The growing interest in GPU programming has brought renewed attention to the Single Instruction Multiple Data (SIMD) execution model. SIMD machines give application developers a tremendous computational power, however, the model also brings restrictions. In particular, processing elements (PEs) execute in lock-step, and may lose performance due to divergences caused by conditional branches. In face of divergences, some PEs execute, while others wait, this alternation ending when they reach a synchronization point. In this paper we introduce divergence analysis, a static analysis that determines which program variables will have the same values for every PE. This analysis is useful in three different ways: it improves the translation of SIMD code to non-SIMD CPUs, it helps developers to manually improve their SIMD applications, and it also guides the compiler in the optimization of SIMD programs.
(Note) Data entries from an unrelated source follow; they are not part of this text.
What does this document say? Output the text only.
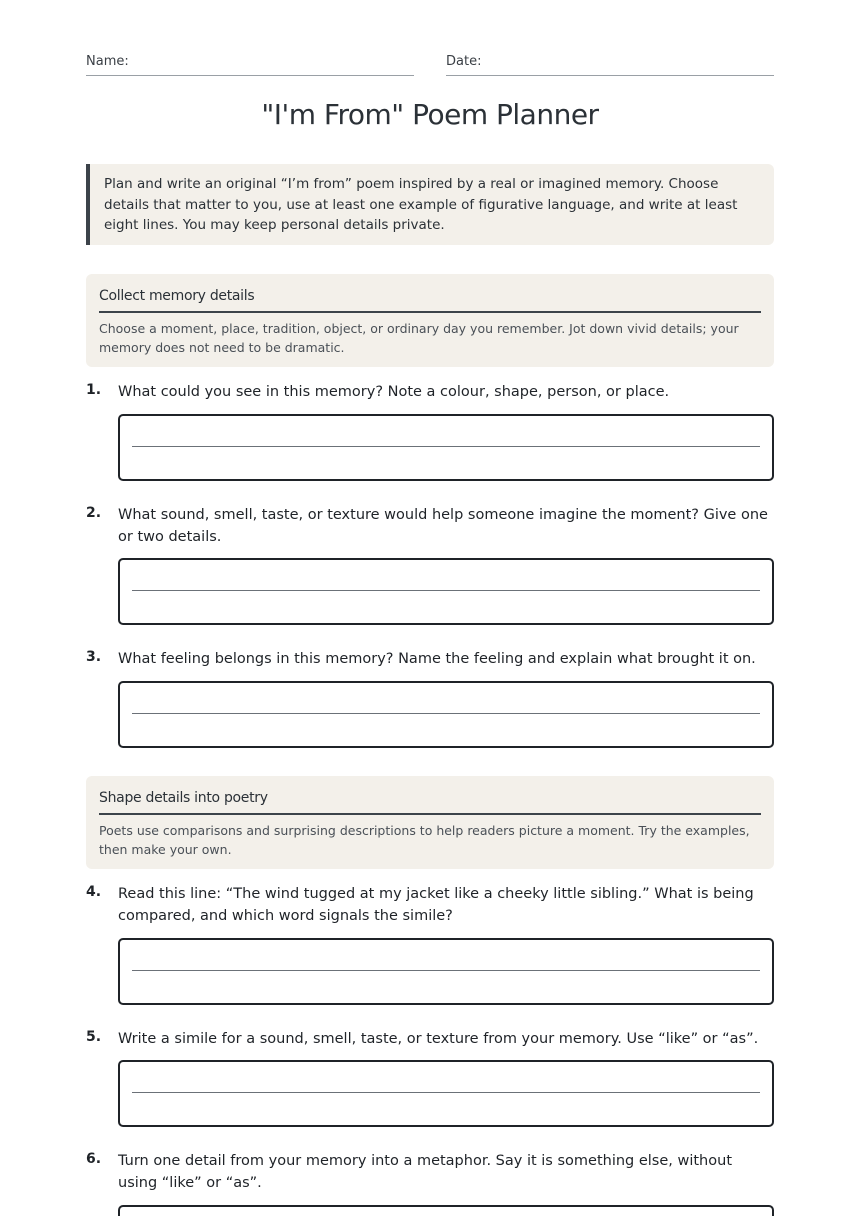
Name:	Date:
"I'm From" Poem Planner
Plan and write an original “I’m from” poem inspired by a real or imagined memory. Choose details that matter to you, use at least one example of figurative language, and write at least eight lines. You may keep personal details private.
Collect memory details
Choose a moment, place, tradition, object, or ordinary day you remember. Jot down vivid details; your memory does not need to be dramatic.
1. What could you see in this memory? Note a colour, shape, person, or place.
2. What sound, smell, taste, or texture would help someone imagine the moment? Give one or two details.
3. What feeling belongs in this memory? Name the feeling and explain what brought it on.
Shape details into poetry
Poets use comparisons and surprising descriptions to help readers picture a moment. Try the examples, then make your own.
4. Read this line: “The wind tugged at my jacket like a cheeky little sibling.” What is being compared, and which word signals the simile?
5. Write a simile for a sound, smell, taste, or texture from your memory. Use “like” or “as”.
6. Turn one detail from your memory into a metaphor. Say it is something else, without using “like” or “as”.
We demonstrate this last point by introducing branch fusion, a new compiler optimization that identifies, via a gene sequencing algorithm, chains of similarities between divergent program paths, and weaves these paths together as much as possible. Our implementation has been accepted in the Ocelot open-source CUDA compiler, and is publicly available. We have tested it on many industrial-strength GPU benchmarks, including Rodinia and the Nvidia's SDK. Our divergence analysis has a 34% false-positive rate, compared to the results of a dynamic profiler. Our automatic optimization adds a 3% speed-up onto parallel quick sort, a heavily optimized benchmark. Our manual optimizations extend this number to over 10%.
发散分析和优化
对GPU编程日益增长的兴趣使人们重新关注单指令多数据(SIMD)执行模型。SIMD机器为应用程序开发人员提供了巨大的计算能力,然而,该模型也带来了限制。特别是,处理元素(pe)以锁步执行,并且可能由于条件分支引起的分歧而失去性能。面对分歧,一些pe执行,而另一些pe等待,这种交替在它们到达同步点时结束。在本文中,我们介绍了散度分析,这是一种静态分析,用于确定哪些程序变量对每个PE具有相同的值。这种分析在三个不同的方面是有用的:它改进了SIMD代码到非SIMD cpu的转换,它帮助开发人员手动改进他们的SIMD应用程序,它还指导编译器优化SIMD程序。我们通过引入分支融合来证明最后一点,分支融合是一种新的编译器优化,它通过基因测序算法识别不同程序路径之间的相似性链,并尽可能地将这些路径编织在一起。我们的实现已经被Ocelot开源CUDA编译器所接受,并且是公开可用的。我们已经在许多工业级GPU基准测试中测试了它,包括Rodinia和Nvidia的SDK。与动态分析器的结果相比,我们的散度分析有34%的假阳性率。我们的自动优化为并行快速排序增加了3%的加速,这是一个经过大量优化的基准。我们的手动优化将这个数字扩展到10%以上。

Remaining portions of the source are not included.